FILM REVIEW: CASA DE LOS BABYS ***

From afar, the plot of Casa de Los Babys sounds like a stodgy look at female independence and cultural differences. Six generally well-to-do American women check into a motel in South America, each awaiting their chance to take home an unwanted infant. This method of adoption is presented as a faster alternative to the lengthy process back in the states, but to these women, it still isn’t fast enough.

Such a storyline could have been easily mishandled and turned into one of those elitist ensemble socialite pieces where everyone wears fashionable clothes and bickers over Freud.
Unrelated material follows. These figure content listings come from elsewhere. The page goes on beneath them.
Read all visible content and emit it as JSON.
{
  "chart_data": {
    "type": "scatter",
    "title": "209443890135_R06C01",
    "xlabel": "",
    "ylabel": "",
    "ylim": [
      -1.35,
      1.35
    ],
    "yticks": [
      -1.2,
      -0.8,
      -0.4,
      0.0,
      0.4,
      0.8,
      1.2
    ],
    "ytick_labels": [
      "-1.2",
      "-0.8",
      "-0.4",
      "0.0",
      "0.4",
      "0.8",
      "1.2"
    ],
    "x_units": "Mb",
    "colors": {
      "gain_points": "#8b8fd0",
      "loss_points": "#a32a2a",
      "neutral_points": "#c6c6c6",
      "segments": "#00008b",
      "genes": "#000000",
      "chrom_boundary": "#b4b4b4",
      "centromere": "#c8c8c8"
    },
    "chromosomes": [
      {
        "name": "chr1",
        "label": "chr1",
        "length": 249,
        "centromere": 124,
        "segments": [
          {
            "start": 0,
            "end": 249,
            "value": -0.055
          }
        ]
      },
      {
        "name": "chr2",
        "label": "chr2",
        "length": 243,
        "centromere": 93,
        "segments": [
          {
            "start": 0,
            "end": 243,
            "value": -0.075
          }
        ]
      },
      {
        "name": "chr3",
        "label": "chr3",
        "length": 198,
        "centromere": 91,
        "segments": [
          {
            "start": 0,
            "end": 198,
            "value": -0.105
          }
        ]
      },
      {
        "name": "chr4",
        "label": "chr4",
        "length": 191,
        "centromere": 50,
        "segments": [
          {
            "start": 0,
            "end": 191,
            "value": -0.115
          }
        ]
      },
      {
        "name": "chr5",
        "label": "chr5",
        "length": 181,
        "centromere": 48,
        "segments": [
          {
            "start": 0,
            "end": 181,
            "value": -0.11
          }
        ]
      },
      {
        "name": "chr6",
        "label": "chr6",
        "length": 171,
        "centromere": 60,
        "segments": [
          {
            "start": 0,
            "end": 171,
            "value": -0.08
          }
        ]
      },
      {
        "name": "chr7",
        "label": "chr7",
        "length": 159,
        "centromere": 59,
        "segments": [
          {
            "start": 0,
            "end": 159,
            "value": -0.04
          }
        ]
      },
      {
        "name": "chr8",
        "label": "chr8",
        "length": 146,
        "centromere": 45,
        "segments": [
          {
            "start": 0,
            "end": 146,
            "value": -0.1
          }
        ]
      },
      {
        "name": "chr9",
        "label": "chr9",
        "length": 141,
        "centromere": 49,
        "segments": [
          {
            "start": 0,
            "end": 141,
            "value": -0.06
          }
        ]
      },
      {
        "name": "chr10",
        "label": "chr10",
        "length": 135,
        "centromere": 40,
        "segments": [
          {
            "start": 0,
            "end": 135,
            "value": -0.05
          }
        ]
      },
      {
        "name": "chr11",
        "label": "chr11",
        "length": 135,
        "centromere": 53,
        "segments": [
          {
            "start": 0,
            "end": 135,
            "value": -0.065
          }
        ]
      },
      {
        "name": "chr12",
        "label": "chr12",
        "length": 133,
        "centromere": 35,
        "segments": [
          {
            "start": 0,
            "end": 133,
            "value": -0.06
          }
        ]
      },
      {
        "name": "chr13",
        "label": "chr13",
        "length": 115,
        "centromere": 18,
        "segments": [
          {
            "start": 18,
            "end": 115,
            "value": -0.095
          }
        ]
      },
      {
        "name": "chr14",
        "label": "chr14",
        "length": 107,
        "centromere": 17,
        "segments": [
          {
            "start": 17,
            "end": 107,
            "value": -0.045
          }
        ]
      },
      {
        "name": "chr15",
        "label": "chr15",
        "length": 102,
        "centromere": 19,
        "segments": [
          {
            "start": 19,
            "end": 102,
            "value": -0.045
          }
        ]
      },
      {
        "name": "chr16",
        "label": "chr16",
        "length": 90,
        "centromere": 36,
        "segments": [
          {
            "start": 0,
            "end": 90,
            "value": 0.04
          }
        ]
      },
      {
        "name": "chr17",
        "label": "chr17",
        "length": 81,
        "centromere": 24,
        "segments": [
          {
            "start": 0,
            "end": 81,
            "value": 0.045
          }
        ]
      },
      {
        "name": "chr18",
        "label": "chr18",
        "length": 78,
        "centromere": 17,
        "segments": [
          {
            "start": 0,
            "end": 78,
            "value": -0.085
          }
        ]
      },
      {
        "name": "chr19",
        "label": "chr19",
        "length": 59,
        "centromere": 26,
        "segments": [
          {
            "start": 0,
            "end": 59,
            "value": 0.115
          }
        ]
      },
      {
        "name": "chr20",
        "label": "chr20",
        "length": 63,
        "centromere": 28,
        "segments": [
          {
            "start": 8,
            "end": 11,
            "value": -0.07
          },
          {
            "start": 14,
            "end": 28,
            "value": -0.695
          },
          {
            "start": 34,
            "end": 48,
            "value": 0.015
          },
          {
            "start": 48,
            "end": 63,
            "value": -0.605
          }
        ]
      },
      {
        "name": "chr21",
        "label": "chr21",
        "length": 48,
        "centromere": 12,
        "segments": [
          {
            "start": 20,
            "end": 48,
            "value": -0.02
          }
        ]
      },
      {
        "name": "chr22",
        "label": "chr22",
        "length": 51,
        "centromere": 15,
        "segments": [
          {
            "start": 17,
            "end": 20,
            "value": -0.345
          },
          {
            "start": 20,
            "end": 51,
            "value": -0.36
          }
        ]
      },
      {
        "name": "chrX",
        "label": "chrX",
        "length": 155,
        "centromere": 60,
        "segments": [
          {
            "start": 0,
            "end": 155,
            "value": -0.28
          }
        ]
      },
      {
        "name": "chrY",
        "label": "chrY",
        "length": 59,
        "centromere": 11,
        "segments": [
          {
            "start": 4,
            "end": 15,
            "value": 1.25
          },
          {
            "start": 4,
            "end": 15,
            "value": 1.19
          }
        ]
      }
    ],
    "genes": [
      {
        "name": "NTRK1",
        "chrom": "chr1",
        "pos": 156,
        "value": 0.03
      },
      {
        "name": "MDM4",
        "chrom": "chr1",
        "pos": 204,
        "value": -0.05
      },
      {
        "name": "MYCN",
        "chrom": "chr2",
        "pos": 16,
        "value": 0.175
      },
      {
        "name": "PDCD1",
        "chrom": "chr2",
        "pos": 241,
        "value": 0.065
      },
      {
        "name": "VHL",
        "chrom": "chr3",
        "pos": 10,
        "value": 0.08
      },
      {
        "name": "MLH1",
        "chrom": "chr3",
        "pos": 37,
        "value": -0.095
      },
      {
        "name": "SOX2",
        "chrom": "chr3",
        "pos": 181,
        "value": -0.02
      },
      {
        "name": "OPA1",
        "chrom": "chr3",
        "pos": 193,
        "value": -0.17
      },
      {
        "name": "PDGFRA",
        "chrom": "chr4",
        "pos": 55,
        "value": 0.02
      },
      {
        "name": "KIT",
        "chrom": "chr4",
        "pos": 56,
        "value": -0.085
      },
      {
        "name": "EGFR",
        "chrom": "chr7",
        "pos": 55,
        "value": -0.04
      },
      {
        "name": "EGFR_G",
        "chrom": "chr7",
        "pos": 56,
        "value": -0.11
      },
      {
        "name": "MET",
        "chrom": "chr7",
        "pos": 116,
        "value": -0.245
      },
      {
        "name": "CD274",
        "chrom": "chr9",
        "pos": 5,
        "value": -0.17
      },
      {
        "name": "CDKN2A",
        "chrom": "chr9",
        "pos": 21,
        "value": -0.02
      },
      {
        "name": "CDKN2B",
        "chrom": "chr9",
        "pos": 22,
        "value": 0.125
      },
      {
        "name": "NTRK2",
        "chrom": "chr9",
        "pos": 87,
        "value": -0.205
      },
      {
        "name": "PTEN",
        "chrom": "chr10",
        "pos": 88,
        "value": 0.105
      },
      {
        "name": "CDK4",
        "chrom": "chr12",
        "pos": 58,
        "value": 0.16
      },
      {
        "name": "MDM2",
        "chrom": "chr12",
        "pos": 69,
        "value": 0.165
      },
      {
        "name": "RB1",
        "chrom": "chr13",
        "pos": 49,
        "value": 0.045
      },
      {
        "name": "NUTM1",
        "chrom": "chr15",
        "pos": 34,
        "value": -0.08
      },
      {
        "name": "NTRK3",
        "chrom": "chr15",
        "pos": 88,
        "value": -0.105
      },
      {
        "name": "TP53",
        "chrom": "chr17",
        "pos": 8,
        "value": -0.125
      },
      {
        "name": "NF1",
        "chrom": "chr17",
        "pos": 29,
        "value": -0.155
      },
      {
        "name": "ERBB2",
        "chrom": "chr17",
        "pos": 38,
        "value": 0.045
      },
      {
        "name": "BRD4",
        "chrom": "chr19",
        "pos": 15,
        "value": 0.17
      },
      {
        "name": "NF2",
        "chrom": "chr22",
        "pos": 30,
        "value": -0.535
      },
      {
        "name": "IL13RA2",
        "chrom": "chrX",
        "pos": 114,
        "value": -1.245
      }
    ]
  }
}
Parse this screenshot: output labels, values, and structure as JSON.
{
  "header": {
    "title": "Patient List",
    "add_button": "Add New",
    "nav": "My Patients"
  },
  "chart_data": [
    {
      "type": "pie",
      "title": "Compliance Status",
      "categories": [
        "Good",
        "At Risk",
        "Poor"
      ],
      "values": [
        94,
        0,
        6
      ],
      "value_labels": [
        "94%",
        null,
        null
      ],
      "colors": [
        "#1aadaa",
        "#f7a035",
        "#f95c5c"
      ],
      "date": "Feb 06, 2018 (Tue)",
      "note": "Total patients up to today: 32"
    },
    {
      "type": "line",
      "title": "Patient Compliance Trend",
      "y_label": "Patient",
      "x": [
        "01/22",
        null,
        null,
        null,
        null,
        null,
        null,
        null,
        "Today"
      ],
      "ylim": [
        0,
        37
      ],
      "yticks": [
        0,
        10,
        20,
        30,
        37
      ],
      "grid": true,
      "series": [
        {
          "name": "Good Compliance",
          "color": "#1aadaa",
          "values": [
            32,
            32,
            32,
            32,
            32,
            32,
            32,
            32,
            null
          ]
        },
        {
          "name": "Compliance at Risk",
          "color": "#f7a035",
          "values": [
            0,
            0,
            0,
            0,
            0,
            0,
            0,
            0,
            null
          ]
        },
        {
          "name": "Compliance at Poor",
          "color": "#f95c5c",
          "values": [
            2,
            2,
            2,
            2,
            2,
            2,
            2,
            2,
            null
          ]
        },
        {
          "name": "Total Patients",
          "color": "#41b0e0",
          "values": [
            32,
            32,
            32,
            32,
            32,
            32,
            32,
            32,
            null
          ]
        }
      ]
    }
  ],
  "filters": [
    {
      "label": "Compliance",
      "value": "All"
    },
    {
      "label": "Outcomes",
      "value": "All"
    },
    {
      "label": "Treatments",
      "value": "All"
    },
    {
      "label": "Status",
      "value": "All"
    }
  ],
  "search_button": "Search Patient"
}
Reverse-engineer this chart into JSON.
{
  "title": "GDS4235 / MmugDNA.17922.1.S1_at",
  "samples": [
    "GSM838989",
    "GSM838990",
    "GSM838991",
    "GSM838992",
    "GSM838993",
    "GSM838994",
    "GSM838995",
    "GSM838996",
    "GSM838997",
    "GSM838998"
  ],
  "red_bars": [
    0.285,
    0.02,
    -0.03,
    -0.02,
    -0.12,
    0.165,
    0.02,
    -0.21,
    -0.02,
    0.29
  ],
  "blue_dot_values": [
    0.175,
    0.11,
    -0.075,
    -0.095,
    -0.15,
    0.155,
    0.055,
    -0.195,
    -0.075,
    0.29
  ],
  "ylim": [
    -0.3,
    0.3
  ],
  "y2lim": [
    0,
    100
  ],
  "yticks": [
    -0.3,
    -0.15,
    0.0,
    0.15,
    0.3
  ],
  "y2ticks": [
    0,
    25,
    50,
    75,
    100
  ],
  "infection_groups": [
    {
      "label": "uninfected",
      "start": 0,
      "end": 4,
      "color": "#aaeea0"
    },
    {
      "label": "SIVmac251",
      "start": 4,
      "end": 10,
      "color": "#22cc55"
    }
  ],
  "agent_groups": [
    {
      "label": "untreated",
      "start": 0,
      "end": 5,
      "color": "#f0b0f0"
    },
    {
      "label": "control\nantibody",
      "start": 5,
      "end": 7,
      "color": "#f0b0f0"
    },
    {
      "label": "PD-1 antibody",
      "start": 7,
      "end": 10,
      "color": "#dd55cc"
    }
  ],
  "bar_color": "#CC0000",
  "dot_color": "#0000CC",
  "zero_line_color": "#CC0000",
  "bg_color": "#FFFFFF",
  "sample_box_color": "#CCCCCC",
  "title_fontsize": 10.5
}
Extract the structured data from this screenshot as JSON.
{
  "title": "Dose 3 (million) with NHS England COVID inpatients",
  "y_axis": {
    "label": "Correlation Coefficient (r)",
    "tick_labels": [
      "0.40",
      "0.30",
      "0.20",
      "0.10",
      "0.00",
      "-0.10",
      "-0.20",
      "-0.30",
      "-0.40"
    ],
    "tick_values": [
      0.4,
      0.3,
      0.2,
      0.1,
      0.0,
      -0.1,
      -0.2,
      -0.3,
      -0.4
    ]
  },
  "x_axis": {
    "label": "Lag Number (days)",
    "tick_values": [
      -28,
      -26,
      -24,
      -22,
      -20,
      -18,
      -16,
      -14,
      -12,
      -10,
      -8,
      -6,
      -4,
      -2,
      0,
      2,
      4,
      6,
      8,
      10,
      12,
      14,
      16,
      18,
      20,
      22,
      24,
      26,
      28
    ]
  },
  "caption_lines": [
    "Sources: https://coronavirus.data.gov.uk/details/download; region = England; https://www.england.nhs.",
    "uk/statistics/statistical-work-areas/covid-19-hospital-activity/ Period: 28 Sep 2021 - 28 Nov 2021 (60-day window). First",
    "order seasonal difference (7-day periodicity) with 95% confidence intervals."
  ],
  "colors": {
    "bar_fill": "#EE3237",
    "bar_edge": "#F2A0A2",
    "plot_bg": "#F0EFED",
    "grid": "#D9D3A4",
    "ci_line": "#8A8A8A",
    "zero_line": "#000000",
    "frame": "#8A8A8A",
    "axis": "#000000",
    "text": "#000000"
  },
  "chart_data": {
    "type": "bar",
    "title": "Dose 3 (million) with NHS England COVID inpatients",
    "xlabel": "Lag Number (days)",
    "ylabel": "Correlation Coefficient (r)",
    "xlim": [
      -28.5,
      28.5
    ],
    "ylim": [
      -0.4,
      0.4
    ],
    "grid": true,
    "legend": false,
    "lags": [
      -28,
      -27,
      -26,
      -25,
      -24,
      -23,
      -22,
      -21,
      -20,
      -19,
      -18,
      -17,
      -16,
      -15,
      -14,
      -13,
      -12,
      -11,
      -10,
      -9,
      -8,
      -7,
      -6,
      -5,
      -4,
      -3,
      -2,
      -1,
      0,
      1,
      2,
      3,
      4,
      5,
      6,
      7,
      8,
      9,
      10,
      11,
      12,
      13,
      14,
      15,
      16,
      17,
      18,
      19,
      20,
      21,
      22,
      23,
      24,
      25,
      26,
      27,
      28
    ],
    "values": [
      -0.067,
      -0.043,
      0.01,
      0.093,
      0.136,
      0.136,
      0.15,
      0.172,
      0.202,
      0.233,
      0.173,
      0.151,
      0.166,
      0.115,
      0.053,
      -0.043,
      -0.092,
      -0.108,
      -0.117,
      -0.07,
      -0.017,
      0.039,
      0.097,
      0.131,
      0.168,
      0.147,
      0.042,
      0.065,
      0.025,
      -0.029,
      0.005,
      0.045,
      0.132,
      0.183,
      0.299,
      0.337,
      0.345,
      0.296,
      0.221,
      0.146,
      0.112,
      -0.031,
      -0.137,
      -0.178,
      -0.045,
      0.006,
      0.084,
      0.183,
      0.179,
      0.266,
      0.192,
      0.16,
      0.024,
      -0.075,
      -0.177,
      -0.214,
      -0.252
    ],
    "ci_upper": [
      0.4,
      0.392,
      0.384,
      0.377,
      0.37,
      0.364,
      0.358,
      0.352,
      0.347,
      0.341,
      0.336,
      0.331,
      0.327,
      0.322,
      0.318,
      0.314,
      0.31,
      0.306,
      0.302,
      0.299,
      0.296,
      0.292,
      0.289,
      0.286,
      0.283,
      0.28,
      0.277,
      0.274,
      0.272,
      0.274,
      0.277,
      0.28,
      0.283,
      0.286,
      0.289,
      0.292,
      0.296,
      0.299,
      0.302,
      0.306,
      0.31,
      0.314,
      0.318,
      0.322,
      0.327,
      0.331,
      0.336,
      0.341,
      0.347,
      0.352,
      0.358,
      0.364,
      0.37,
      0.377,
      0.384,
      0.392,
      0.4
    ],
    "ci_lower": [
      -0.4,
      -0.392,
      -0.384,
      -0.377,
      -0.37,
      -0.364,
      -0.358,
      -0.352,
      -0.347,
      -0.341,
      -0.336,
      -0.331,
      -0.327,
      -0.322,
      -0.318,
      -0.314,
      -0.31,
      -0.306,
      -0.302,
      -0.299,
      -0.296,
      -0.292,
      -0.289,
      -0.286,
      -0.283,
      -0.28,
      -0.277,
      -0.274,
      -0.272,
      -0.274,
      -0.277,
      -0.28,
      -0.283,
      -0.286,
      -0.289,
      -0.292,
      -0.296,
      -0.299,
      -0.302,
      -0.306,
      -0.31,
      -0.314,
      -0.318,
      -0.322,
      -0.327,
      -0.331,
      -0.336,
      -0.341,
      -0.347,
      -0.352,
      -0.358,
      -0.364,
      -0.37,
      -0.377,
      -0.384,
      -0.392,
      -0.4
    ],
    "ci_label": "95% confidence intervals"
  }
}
Thankfully, the director behind Casa de Los Babys is John Sayles, a talented filmmaker who knows a great deal about independence; one who simply cares too much to let his characters lend empty jokes to a New York crowd of intelligentsia that “gets it.”

Sayles (Lone Star. Men with Guns) wrote, directed, and edited Casa, as he’s done with the majority of his work. Aside from the interwoven lives of the six women, Sayles devotes plot to the foreign community around them, treating local characters with fairness, not stereotypical condescension.

Known for filming on incredibly small budgets, Sayles also consistently recruits a solid cast, as is the case here. Actresses Daryl Hannah, Marcia Gay Harden, Mary Steenburgen, Lili Taylor, Susan Lynch, and Maggie Gyllenhaal all invest themselves in the six central roles. The beauty witnessed onscreen arrives from how it survives without utilizing a number of standard storytelling techniques. There’s scant evidence of any three act structure or typical climatic conflict. Instead, Sayles layers each character with enough depth to keep the audience enticed, and, with the help of some excellent performances and good writing, he succeeds.

By halfway in, the audience feels like they’ve known each character for years, including the supporting players in Spanish-speaking roles, like a hotel owner, a few local homeless children, and an employed man with looming aspirations for the future.

And fortunately, especially for viewers who dislike pretension and hidden intentions in independent film, the picture never conducts itself like a politically charged drama. On screen the drama is developed naturally – given, sometimes to the point of exhaustion – resulting in several touching and immaculate scenes scattered throughout.

Before meeting at the motel, known as the Casa de Los Babys, the hopeful mothers-to-be were total strangers. The owner of Casa (West Side Story’s Rita Moreno) has connections within the ravaged city’s government and hospitals, ones that are never fully explained, but, for a price, she’s able to match a woman with a baby.

A few of the women have been cooped up in the motel for months, and suspicions over financial exploitation begin to arise. They miss their families and husbands, but for most of them, this is a last resort – one well worth the sacrifice. But, as with the owner’s shadiness, why these women opt for such an unorthodox (and illegal) method instead of griming and bearing it back home, raises hundreds of questions, of which Sayles never acknowledges or thinks to answer. Viewers unfamiliar with Sayles will find such ambiguities incredibly frustrating, but he’s purposely chosen to veer away from micro-politics in favor of fleshing out numerous character studies.

Casa de Los Babys is often sad and melancholy, but nevers holds back on a funny moment either. Without a doubt these people are living in the world presented, and the atmosphere is so realistic that it’s almost impossible to imagine a film crew standing on the other side of the camera. Credit Sayles with gutting it out yet again on his own, but even more, he deserves acclaim for casting the right actors and actresses to turn such hard material into an engrossing art film.